While most people picture Peru as a hot place when it comes to temperature, this time of year is their winter, and that combined with the high altitude made for very cold temperatures.
“It was really cold and freezing a lot of the time,” said Sarah Shumway. “We wore lots of jackets and layers to keep warm.”
The group also got to visit a village similar to Salkantay named Matinga, which had a very nice school by Peruvian standards. The group brought and donated six computers and monitors for the school, and one of the highlights of the trip for the youths from Star Valley was playing a soccer game against the school children and then reading books with them.
“Getting to spend time with the village children and interacting with the people in Peru was the best part of the trip,” Shumway said.

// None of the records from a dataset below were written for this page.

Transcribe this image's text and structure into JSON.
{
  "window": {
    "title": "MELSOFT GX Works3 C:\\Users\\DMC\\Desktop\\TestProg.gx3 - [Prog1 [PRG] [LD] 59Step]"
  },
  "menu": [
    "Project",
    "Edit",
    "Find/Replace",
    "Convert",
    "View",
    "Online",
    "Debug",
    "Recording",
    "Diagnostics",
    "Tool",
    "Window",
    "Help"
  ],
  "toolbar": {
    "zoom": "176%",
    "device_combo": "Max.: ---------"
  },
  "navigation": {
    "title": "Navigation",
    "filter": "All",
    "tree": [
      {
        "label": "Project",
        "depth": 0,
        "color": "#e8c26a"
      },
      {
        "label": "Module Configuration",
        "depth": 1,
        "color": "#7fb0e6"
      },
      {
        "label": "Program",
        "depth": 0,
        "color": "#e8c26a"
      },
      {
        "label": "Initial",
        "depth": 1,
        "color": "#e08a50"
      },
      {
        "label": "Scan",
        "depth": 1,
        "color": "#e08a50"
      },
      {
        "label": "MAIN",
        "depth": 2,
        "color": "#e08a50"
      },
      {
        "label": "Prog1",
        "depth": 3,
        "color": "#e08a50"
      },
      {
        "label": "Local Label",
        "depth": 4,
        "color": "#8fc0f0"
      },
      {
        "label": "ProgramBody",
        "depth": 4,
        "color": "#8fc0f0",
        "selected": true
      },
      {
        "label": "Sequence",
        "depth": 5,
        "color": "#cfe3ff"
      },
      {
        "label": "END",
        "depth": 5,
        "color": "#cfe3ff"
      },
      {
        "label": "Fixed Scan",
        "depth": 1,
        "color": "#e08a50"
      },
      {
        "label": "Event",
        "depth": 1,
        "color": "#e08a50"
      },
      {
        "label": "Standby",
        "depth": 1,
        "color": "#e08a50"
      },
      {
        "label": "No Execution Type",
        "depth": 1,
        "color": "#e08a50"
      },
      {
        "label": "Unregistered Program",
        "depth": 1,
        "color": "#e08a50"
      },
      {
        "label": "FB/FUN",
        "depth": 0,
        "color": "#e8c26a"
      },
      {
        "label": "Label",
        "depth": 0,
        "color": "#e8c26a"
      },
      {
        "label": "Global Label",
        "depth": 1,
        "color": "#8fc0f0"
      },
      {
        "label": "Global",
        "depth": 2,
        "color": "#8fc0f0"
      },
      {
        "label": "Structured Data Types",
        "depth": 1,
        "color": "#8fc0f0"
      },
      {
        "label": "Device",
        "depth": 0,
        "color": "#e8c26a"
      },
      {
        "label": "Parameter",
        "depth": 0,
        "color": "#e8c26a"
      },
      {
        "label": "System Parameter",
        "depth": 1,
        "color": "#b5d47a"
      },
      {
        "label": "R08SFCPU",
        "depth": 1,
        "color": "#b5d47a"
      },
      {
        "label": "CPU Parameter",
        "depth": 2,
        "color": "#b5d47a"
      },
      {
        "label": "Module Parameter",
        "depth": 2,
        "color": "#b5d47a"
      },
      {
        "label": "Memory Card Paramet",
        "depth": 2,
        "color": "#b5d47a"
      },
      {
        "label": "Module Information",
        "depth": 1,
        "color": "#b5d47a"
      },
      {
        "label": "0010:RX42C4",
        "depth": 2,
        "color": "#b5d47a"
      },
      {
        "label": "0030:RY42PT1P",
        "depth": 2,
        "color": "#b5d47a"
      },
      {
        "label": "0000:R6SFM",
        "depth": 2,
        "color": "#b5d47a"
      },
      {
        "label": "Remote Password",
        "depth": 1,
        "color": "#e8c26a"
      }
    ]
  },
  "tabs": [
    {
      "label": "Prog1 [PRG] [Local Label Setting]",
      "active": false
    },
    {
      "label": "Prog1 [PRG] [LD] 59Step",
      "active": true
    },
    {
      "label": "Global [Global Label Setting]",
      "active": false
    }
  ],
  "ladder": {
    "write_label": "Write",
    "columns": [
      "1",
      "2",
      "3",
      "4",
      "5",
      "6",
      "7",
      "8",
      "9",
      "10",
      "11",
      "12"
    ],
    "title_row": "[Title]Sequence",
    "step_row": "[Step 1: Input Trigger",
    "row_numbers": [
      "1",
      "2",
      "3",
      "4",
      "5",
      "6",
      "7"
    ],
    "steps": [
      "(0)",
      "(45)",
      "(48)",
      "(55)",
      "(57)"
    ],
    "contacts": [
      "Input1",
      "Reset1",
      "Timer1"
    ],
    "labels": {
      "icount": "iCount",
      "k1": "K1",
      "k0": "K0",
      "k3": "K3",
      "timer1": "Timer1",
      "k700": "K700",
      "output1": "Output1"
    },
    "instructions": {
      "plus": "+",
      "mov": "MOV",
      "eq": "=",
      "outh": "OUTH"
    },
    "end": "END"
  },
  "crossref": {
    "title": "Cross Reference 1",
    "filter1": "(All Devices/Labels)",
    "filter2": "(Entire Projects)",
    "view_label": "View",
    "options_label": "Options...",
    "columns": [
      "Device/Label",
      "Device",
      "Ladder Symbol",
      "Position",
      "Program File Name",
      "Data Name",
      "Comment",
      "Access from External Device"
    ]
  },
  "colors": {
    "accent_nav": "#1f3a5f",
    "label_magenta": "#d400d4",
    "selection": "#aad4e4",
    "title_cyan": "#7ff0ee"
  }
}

On the second week of the expedition, the group got to do some sight-seeing in Peru. They traveled to Pisac, which is known as the Sacred Valley. They also visisted Saqsaywaman, Ollantaytamboo, Machu Picchu and other places, and got to see some of the famous Inca ruins. Next they got to fly to Puerto Maldonado, where they got to spend three days in the jungle. The group got to track Cayman crocodiles and saw many monkeys, tarantulas, pirrahanas, anacondas and other wildlife native to the jungles of Peru. And although they were in a South American jungle, the weather was still cold and very rainy.
On July 12 the group was back in Lima, Peru where they got to go to the Temple, do some shopping and get a tour of the famous city, and then on July 13, they flew back home to the U.S.
“It was an amazing experience,” Shumway said. “Having the opportunity to interact with the people of Peru and to serve them was really life changing and had a big impact on us.”
Although it took a lot of time and hard work to raise the money to go on the expedition, and even though the expedition itself involved a lot of hard manual labor in challenging conditions, it turned out to be a wonderful opportunity for some Star Valley youths to spend a part of their summer visiting new places, gaining new experiences and putting their time and energy into serving others.
The story behind the name ‘Eagle Condor Humanitarian”:
For thousands of years South American Holy Men have prophesized of a reunion between the long separated People of the Eagle and People of the Condor.
The prophecy relates that in the beginning all the earth’s people were one, but long ago they divided into two groups and each followed a different path of development. The people of the Eagle were highly scientific and intellectual, and the people of the Condor were highly attuned to nature and the intuitive realm.
At this current juncture in earth’s history, the Eagle people will have reached a zenith in their amassing of scientific knowledge, technology and technological tools, expression of high art, and the ability to build and construct. They will even develop tools and technologies that will expand the mind, and they will be producing technical miracles of unimagined power and breadth. The enormous accomplishments and technologies will bring tremendous material wealth to the leaders of the Eagle world.
In this same era, the people of the Condor – people of the heart, the spirit, the senses, and the deep connection with the natural world, will be highly developed in their intuitive skills, but at the same time they will be hungry and impoverished for knowledge that will enable them to be successful in the material world.
Now is the era for the two groups to rejoin and share their knowledge and wisdom. The Eagle and the Condor will fly together in the same sky, wing to wing, and the world will come into balance.